There’s a sense of the acid kicking in around halftime and things start to blur and sway, in a good way. Both the Woodstock wash of “Circles” and The Doors-y “Gold” are perfect for sunny afternoon strolls across sand dunes with naked Native Americans. “I hear the hush, I feel the rush” the Sheep bleat hypnotically, sounding so often like the much-missed Trish Keenan from Broadcast. Despite the overall chirpiness of Diamond there is always an air of “Ring Around the Roses” subtext haunting its distant edges and the record’s most forlorn, intriguing track proves most memorable. “Bear Tracks”, a nine-minute opus in two parts. The first half is falling-through-a-dream wistful with soothing, choral, parting harmonies reminiscent of “Corpus Christi Carol”. The second half is a lonesome, semi-classical piano instrumental and yes, it’s okay to have a little cry now. That both halves are bookended by that wacky cartoon noise used when someone has run off a cliff yet still momentarily scrambles in mid air is characteristically charming. “Bear” offers tantalising glimpse of what lies beyond this Sun.

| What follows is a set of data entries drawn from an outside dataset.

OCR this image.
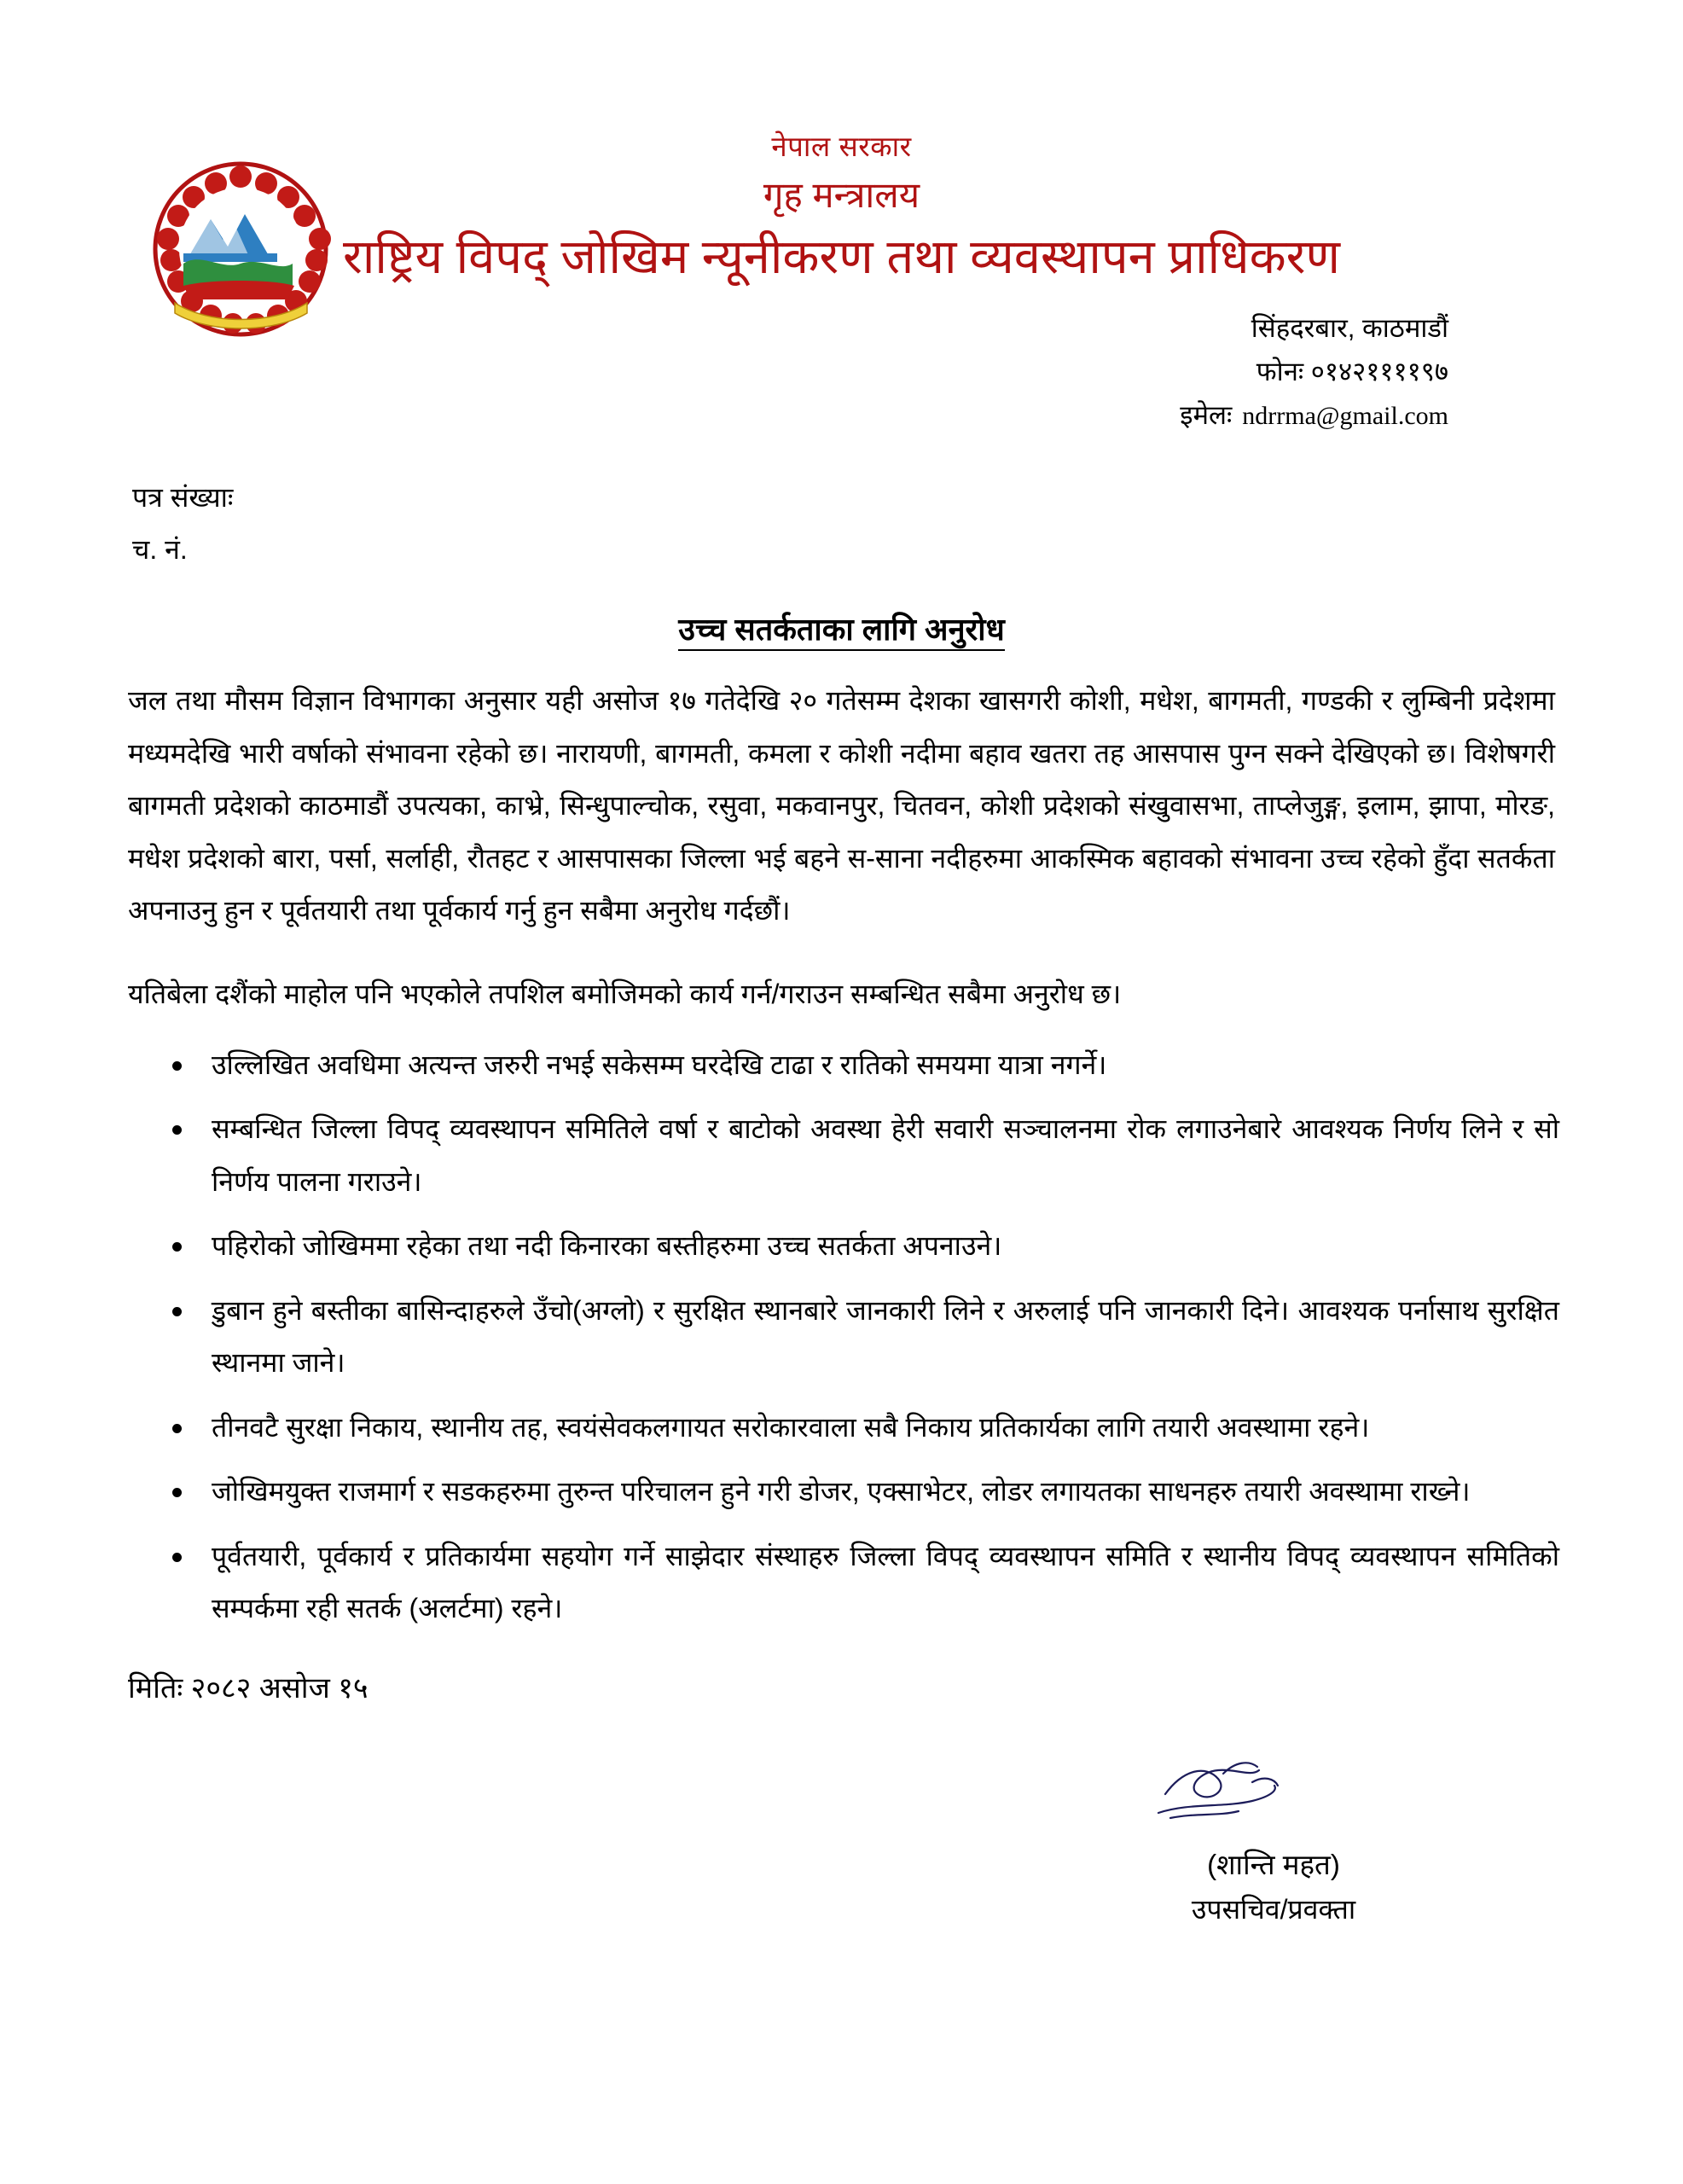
नेपाल सरकार
गृह मन्त्रालय
राष्ट्रिय विपद् जोखिम न्यूनीकरण तथा व्यवस्थापन प्राधिकरण
सिंहदरबार, काठमाडौं
फोनः ०१४२११११९७
इमेलः ndrrma@gmail.com
पत्र संख्याः
च. नं.
उच्च सतर्कताका लागि अनुरोध
जल तथा मौसम विज्ञान विभागका अनुसार यही असोज १७ गतेदेखि २० गतेसम्म देशका खासगरी कोशी, मधेश, बागमती, गण्डकी र लुम्बिनी प्रदेशमा मध्यमदेखि भारी वर्षाको संभावना रहेको छ। नारायणी, बागमती, कमला र कोशी नदीमा बहाव खतरा तह आसपास पुग्न सक्ने देखिएको छ। विशेषगरी बागमती प्रदेशको काठमाडौं उपत्यका, काभ्रे, सिन्धुपाल्चोक, रसुवा, मकवानपुर, चितवन, कोशी प्रदेशको संखुवासभा, ताप्लेजुङ्ग, इलाम, झापा, मोरङ, मधेश प्रदेशको बारा, पर्सा, सर्लाही, रौतहट र आसपासका जिल्ला भई बहने स-साना नदीहरुमा आकस्मिक बहावको संभावना उच्च रहेको हुँदा सतर्कता अपनाउनु हुन र पूर्वतयारी तथा पूर्वकार्य गर्नु हुन सबैमा अनुरोध गर्दछौं।
यतिबेला दशैंको माहोल पनि भएकोले तपशिल बमोजिमको कार्य गर्न/गराउन सम्बन्धित सबैमा अनुरोध छ।
उल्लिखित अवधिमा अत्यन्त जरुरी नभई सकेसम्म घरदेखि टाढा र रातिको समयमा यात्रा नगर्ने।
सम्बन्धित जिल्ला विपद् व्यवस्थापन समितिले वर्षा र बाटोको अवस्था हेरी सवारी सञ्चालनमा रोक लगाउनेबारे आवश्यक निर्णय लिने र सो निर्णय पालना गराउने।
पहिरोको जोखिममा रहेका तथा नदी किनारका बस्तीहरुमा उच्च सतर्कता अपनाउने।
डुबान हुने बस्तीका बासिन्दाहरुले उँचो(अग्लो) र सुरक्षित स्थानबारे जानकारी लिने र अरुलाई पनि जानकारी दिने। आवश्यक पर्नासाथ सुरक्षित स्थानमा जाने।
तीनवटै सुरक्षा निकाय, स्थानीय तह, स्वयंसेवकलगायत सरोकारवाला सबै निकाय प्रतिकार्यका लागि तयारी अवस्थामा रहने।
जोखिमयुक्त राजमार्ग र सडकहरुमा तुरुन्त परिचालन हुने गरी डोजर, एक्साभेटर, लोडर लगायतका साधनहरु तयारी अवस्थामा राख्ने।
पूर्वतयारी, पूर्वकार्य र प्रतिकार्यमा सहयोग गर्ने साझेदार संस्थाहरु जिल्ला विपद् व्यवस्थापन समिति र स्थानीय विपद् व्यवस्थापन समितिको सम्पर्कमा रही सतर्क (अलर्टमा) रहने।
मितिः २०८२ असोज १५
(शान्ति महत)
उपसचिव/प्रवक्ता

Diamonds’ hyperactivity and peachy-keenness to try every instrument in the village does however occasionally twist your melon the wrong way. The hyper-twee “Rearrange” is a Belle and Sebastian fan’s wet dream. It evokes Little Lord Fauntleroy auditioning for Shakespeare resplendent in comfy knitwear and ironically thick-rimmed glasses. “Can it not just wait ’til morning light so we can see it clearly?” it whines so incessantly you’ll likely suggest “Just put some leeches on it!”. The bratty “Liven Up” sounds like a Kate Nash B-side whereas “White Lies” is chintzy filler and “Tangle Up In Stars” is shoulder-shrugging bobbins about puppets, eyes and lizards. Listening to Diamond it’s easy to picture one stressed-to-the-max producer, trembling, head in hands, buried beneath sketches and notes screaming “Everybody SIT DOWN and STOP having ‘new’ ideas!”

Into the Diamond Sun is clearly not a record for curmudgeons or people with OCD. It’s colourful, chaotic, intoxicating, daft, pretty, odd, often enchanting but sometimes too saccharine sweet. From its opening bars every badass, bad mannered Rock ‘n Roll atom in your body will scream “Destroy! DESTROY!” but go the distance and I guarantee you’ll be somewhat charmed. Hey any record with a song about hiding from walking sharks has at the very least got to be well, interesting.